Where your money goes

"Since 2010, the amount of money we receive from government has reduced and our costs have risen due to inflation and because more people need to use our services. This has left us with a £125million shortfall, or £1,400 per household.
So one of the first things I did was to appoint a Cabinet Member dedicated to finance and resources to make sure every pound we spend goes towards helping us achieve the priorities set out during the election campaign.

Over the past few years we have done our best to protect most front line services. We have saved money by making our back office processes more efficient, for example, by moving services online, and reducing the number of people we employ. The reduction in central government funding, combined with increases in costs, means, unless we do something about it, we will face a growing pressure on our budget of at least £7.5m every year.

In January 2019 we asked residents to have their say on our budget proposals for 2019/20. Most people who responded agreed with our plan to spend less money as well as increase council tax by 2.99%. For a band D property, that means an increase of 65p per week. Even though we have the 11th lowest council tax out of all the 32 London boroughs, deciding to ask people to pay more, especially in these times of economic uncertainty, has not been easy. But we are at the end of the line, and have had to make this difficult decision.

In the budget consultation, most people agreed with our proposals to prioritise our budget to make sure we can help the people who rely on our services the most. That includes help for residents who are losing out as they transfer to Universal Credit, money for training and support to get people into work, and social care for our most vulnerable residents. We will also set up a serious youth violence reduction team to help combat and prevent youth and gang violence in the borough.

People who responded to the consultation also suggested other ways that we can save money and increase our income. We will go through these responses over the coming months as they will feed into a much more detailed consultation we will do later this year as we prepare for the next budget cycle which starts in April 2020."
Cllr Danny Thorpe, Leader of the Council

Where the Council gets its money (2019/20)

Pie chart to show Where the council gets its money. Figures in table below.

Dedicated schools grant £299.7m
Government funding £148m
Council tax payers £127.3m
   
Total £575m

Where the Council spends its money (2019/20)

Pie chart to show Where the council spends its money. Figures below.

Borough services including schools £546.8m
Greater London Authority* £26.6m
Environment Agency (flood defence)** £0.2m
Other Levies and Special Expenses £1.4m
   
Total £575m

*The Council collects the Greater London Authority (GLA) precept of on behalf of the GLA from Council Tax payers. More details here.

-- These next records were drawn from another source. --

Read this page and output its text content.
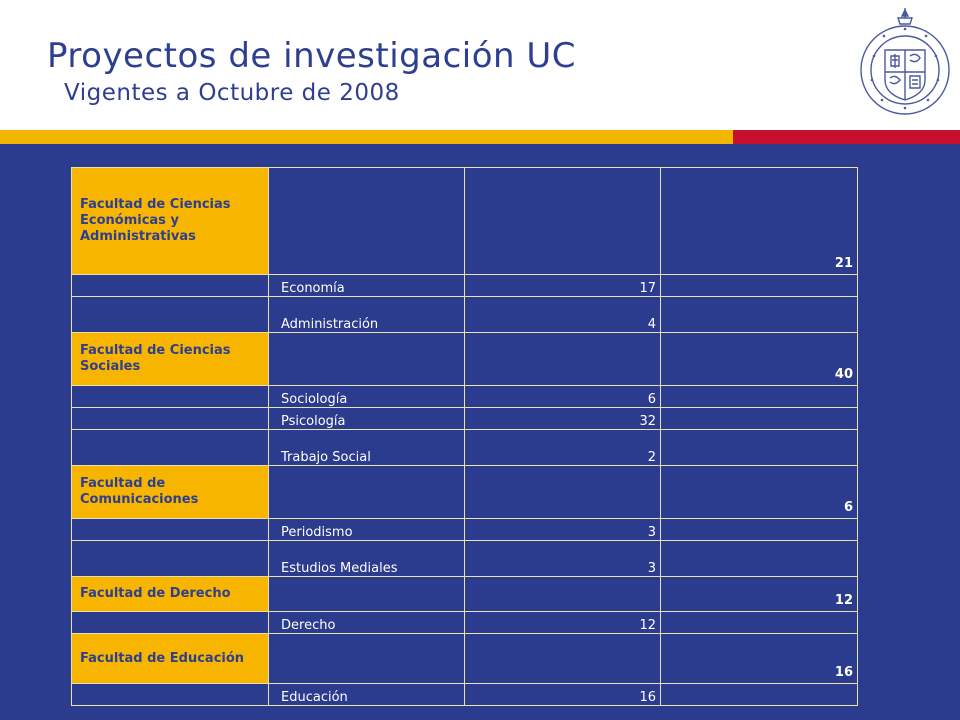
Proyectos de investigación UC
Vigentes a Octubre de 2008
Facultad de Ciencias Económicas y Administrativas			21
	Economía	17	
	Administración	4	
Facultad de Ciencias Sociales			40
	Sociología	6	
	Psicología	32	
	Trabajo Social	2	
Facultad de Comunicaciones			6
	Periodismo	3	
	Estudios Mediales	3	
Facultad de Derecho			12
	Derecho	12	
Facultad de Educación			16
	Educación	16	
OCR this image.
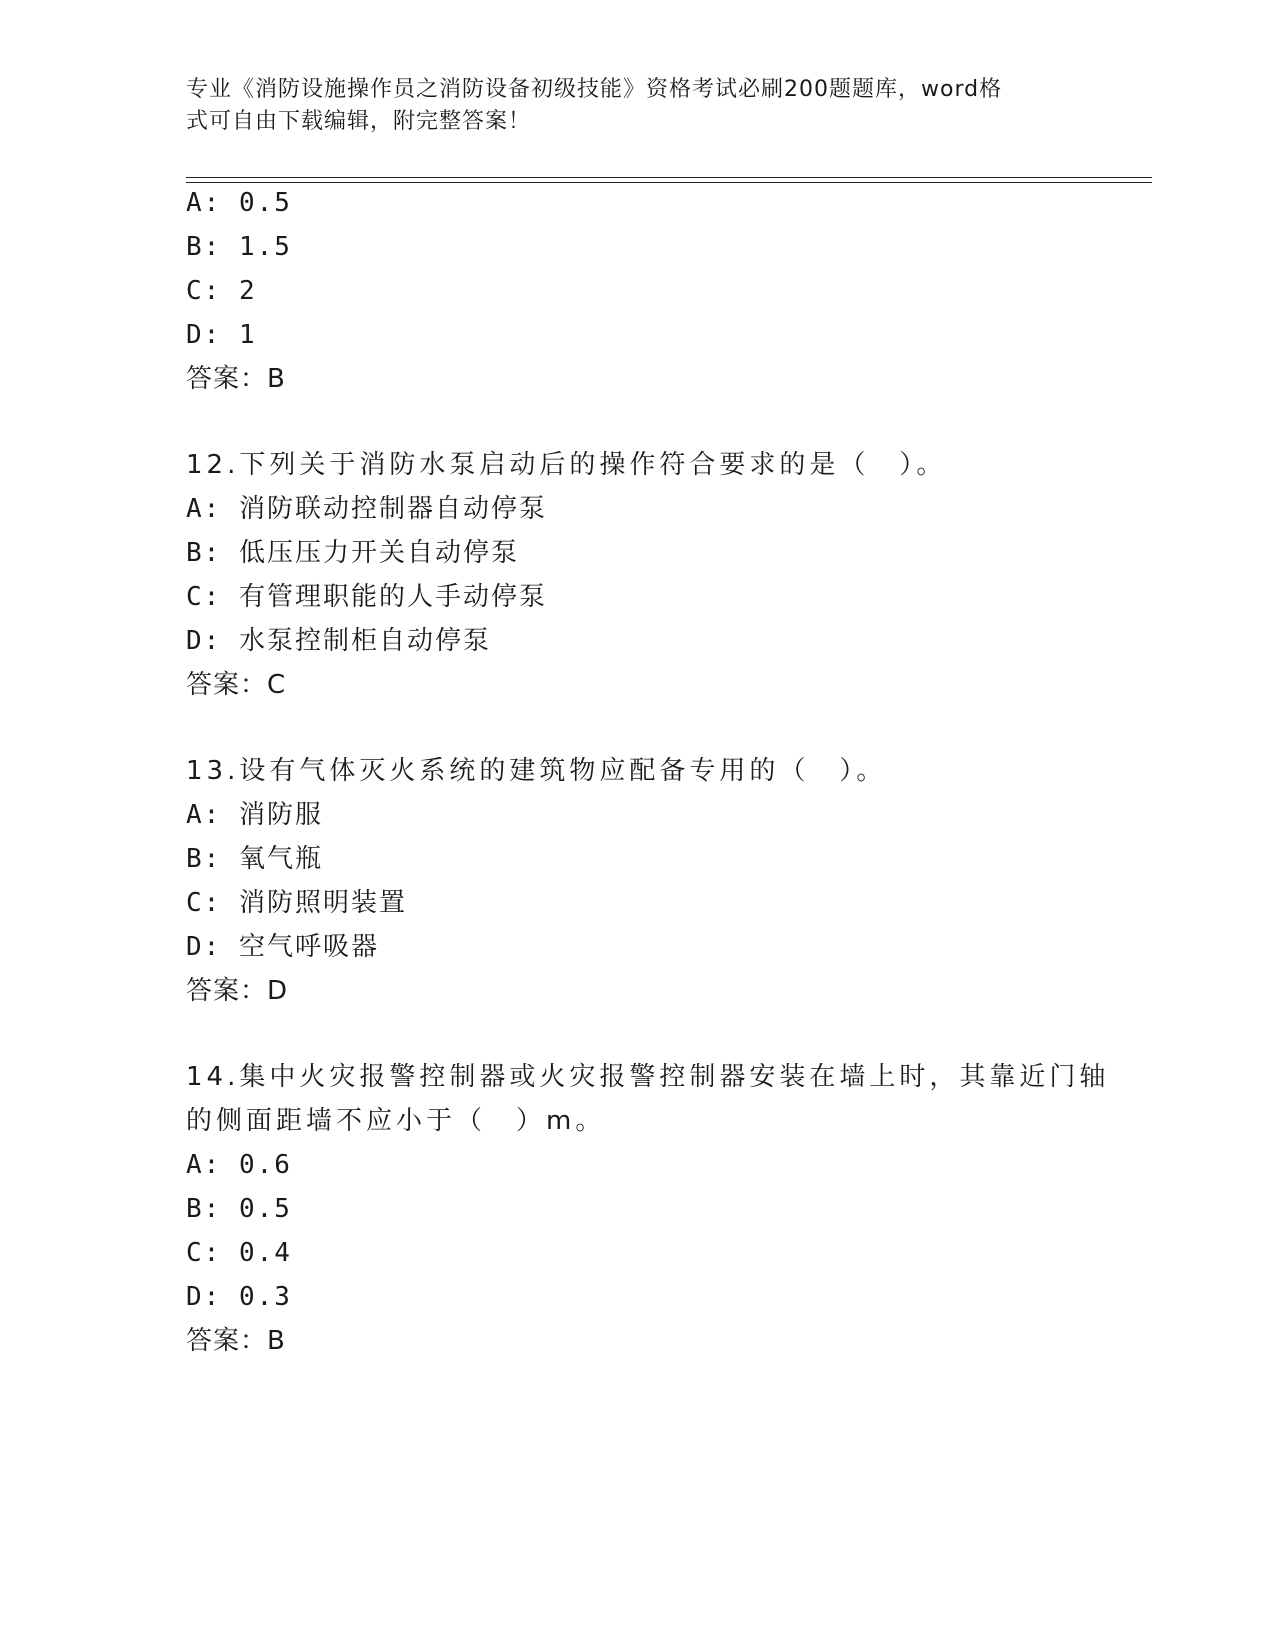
专业《消防设施操作员之消防设备初级技能》资格考试必刷200题题库，word格
式可自由下载编辑，附完整答案！
A: 0.5
B: 1.5
C: 2
D: 1
答案：B
12.下列关于消防水泵启动后的操作符合要求的是（　）。
A: 消防联动控制器自动停泵
B: 低压压力开关自动停泵
C: 有管理职能的人手动停泵
D: 水泵控制柜自动停泵
答案：C
13.设有气体灭火系统的建筑物应配备专用的（　）。
A: 消防服
B: 氧气瓶
C: 消防照明装置
D: 空气呼吸器
答案：D
14.集中火灾报警控制器或火灾报警控制器安装在墙上时，其靠近门轴
的侧面距墙不应小于（　）m。
A: 0.6
B: 0.5
C: 0.4
D: 0.3
答案：B
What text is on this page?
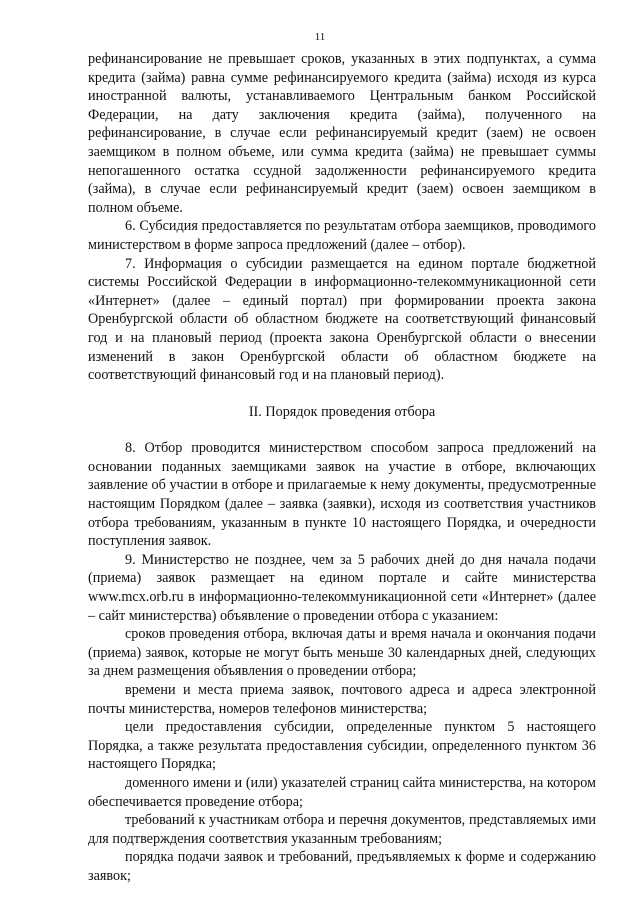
11

рефинансирование не превышает сроков, указанных в этих подпунктах, а сумма кредита (займа) равна сумме рефинансируемого кредита (займа) исходя из курса иностранной валюты, устанавливаемого Центральным банком Российской Федерации, на дату заключения кредита (займа), полученного на рефинансирование, в случае если рефинансируемый кредит (заем) не освоен заемщиком в полном объеме, или сумма кредита (займа) не превышает суммы непогашенного остатка ссудной задолженности рефинансируемого кредита (займа), в случае если рефинансируемый кредит (заем) освоен заемщиком в полном объеме.

6. Субсидия предоставляется по результатам отбора заемщиков, проводимого министерством в форме запроса предложений (далее – отбор).

7. Информация о субсидии размещается на едином портале бюджетной системы Российской Федерации в информационно-телекоммуникационной сети «Интернет» (далее – единый портал) при формировании проекта закона Оренбургской области об областном бюджете на соответствующий финансовый год и на плановый период (проекта закона Оренбургской области о внесении изменений в закон Оренбургской области об областном бюджете на соответствующий финансовый год и на плановый период).

II. Порядок проведения отбора

8. Отбор проводится министерством способом запроса предложений на основании поданных заемщиками заявок на участие в отборе, включающих заявление об участии в отборе и прилагаемые к нему документы, предусмотренные настоящим Порядком (далее – заявка (заявки), исходя из соответствия участников отбора требованиям, указанным в пункте 10 настоящего Порядка, и очередности поступления заявок.

9. Министерство не позднее, чем за 5 рабочих дней до дня начала подачи (приема) заявок размещает на едином портале и сайте министерства www.mcx.orb.ru в информационно-телекоммуникационной сети «Интернет» (далее – сайт министерства) объявление о проведении отбора с указанием:

сроков проведения отбора, включая даты и время начала и окончания подачи (приема) заявок, которые не могут быть меньше 30 календарных дней, следующих за днем размещения объявления о проведении отбора;

времени и места приема заявок, почтового адреса и адреса электронной почты министерства, номеров телефонов министерства;

цели предоставления субсидии, определенные пунктом 5 настоящего Порядка, а также результата предоставления субсидии, определенного пунктом 36 настоящего Порядка;

доменного имени и (или) указателей страниц сайта министерства, на котором обеспечивается проведение отбора;

требований к участникам отбора и перечня документов, представляемых ими для подтверждения соответствия указанным требованиям;

порядка подачи заявок и требований, предъявляемых к форме и содержанию заявок;
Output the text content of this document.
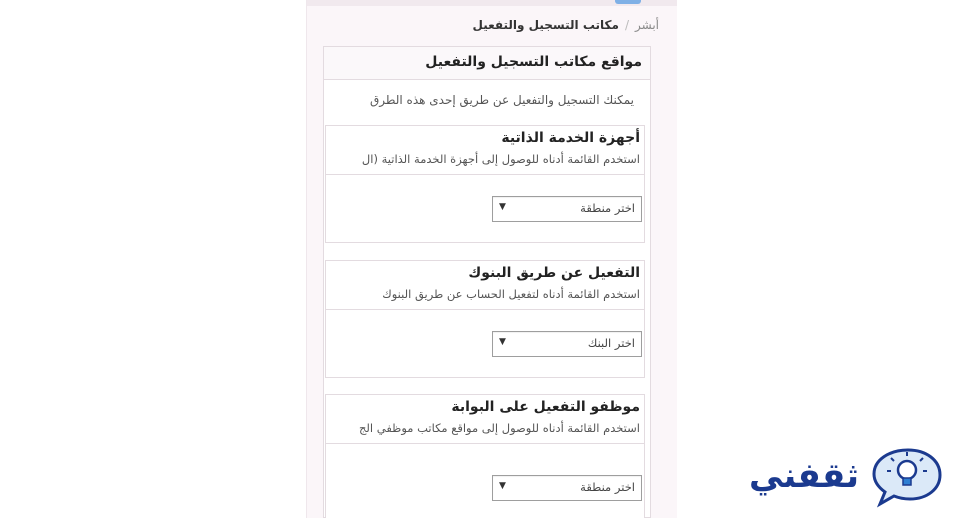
أبشر/مكاتب التسجيل والتفعيل
مواقع مكاتب التسجيل والتفعيل
يمكنك التسجيل والتفعيل عن طريق إحدى هذه الطرق
أجهزة الخدمة الذاتية
استخدم القائمة أدناه للوصول إلى أجهزة الخدمة الذاتية (ال
اختر منطقة
▼
التفعيل عن طريق البنوك
استخدم القائمة أدناه لتفعيل الحساب عن طريق البنوك
اختر البنك
▼
موظفو التفعيل على البوابة
استخدم القائمة أدناه للوصول إلى مواقع مكاتب موظفي الج
اختر منطقة
▼	ثقفني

**The Environment Agency has statutory responsibilities including the management of river defences and flooding and it generates part of its income through a local levy on boroughs.

Services on which money is spent (2019/20)

Pie chart to show services on which money is spent. Figures in table below.

Schools £299.7m
Childrens Services £82.4m
Health and Adults £85.8m
Regeneration, Enterprise and Skills £17.2m
Communities and Environment £41.4m
Housing and Safer Communities £12m
Finance £8.3m
Precepts and other levies £28.2m
   
Total £575m

See a full breakdown of a annual budgets

How government funding has changed

Bar chart to show how government  funding has changed.

Since 2010, the amount of money we receive from government has reduced and our costs have risen due to inflation and because more people need to use our services. This has left us with a £125million shortfall, or £1,400 per household.

There is a national funding shortage for adult social care. Authorities have been able to charge an additional “precept” on their council tax of up to 8% from 2016/17 to 2019/2020. We raised our precept by a total of 8% in the financial years 2016/17, 2017/18 and 2018/19. This means that there has been no increase in the adult social care precept in 2019/20.